Hi Ines,
Thank you for advises! ner.batch-train works now! You are correct, I used blank model. I didn’t understand it from user manual, my suggestion to high light it, at first run must use --output setting with model path.
Regarding JSONL file:
text: is string of product description from drug store. Includes DRUG name, volume, percent of active component, product form, manufacture etc.
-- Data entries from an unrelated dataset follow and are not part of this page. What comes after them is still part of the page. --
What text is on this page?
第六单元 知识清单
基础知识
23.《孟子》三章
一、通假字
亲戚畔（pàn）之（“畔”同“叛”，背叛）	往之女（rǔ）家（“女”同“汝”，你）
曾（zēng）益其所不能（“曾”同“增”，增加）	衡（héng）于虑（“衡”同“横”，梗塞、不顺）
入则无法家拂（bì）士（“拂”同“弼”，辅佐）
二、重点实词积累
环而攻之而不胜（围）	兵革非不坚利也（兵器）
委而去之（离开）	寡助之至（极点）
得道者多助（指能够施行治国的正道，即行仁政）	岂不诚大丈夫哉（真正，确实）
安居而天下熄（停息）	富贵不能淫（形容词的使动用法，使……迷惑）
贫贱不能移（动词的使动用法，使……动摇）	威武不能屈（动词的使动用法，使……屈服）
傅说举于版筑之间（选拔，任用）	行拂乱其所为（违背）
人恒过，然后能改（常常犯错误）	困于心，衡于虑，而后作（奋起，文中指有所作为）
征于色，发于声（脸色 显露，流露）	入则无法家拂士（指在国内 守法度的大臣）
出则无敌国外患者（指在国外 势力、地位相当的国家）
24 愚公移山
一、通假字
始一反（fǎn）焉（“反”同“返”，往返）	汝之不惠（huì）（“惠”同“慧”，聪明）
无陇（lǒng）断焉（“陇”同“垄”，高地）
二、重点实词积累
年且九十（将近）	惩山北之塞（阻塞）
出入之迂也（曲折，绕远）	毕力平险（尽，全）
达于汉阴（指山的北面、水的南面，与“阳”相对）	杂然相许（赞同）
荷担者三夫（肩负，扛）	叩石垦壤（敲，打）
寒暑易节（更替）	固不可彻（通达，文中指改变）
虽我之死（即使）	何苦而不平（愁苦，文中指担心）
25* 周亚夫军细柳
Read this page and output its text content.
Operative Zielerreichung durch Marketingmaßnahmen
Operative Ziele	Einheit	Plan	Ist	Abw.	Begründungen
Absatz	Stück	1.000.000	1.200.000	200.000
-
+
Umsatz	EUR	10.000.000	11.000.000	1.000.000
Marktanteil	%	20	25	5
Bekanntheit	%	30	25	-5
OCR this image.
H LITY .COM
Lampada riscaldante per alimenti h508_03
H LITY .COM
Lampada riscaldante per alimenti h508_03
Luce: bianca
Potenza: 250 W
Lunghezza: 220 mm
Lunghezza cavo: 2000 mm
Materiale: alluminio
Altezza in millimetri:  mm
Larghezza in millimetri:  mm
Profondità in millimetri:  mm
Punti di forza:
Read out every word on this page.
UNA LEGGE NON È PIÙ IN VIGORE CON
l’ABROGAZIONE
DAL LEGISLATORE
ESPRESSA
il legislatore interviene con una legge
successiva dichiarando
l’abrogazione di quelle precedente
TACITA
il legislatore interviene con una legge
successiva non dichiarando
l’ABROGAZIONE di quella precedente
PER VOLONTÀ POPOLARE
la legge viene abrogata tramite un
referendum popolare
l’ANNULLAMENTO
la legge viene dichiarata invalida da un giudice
It looks like:
{“text”:“эднит 20мг №28 таблетки гедеон рихтер”}
{“text”:“зитазониум 20мг №30 таблетки”}
{“text”:“aspirin №30 таблетки”}
{“text”:“aspirin c 20мг №10 таблетки”}
{“text”:“aspirin c forte 500мг №1 таблетки”}
{“text”:“aspirin c double effect 2mg №15 таблетки”}
also I have a list, with DRUG names, [‘эднит’, ‘зитазониум’, ‘aspirin’, ‘aspirin c forte’, ‘aspirin c forte’ , etc] i can put them into JSONL as label, according to link
but what next step is correct?
{“text”:“эднит 20мг №28 таблетки гедеон рихтер”,“spans”:[{“start”:0,“end”:1,“label”:“DRUG”}]}
{“text”:“зитазониум 20мг №30 таблетки”,“spans”:[{“start”:0,“end”:1,“label”:“DRUG”}]}
Also during ner.batch-train after manual annotation, have some confusion how proceed. Several DRUG names are single token and some are multi tokens:
aspirin c 20мг №10 таблетки - predict [aspirin c] - my turn [YES]
aspirin c forte 500мг №1 таблетки - predict [aspirin c] - my turn [what is better to use NO or SKIP?]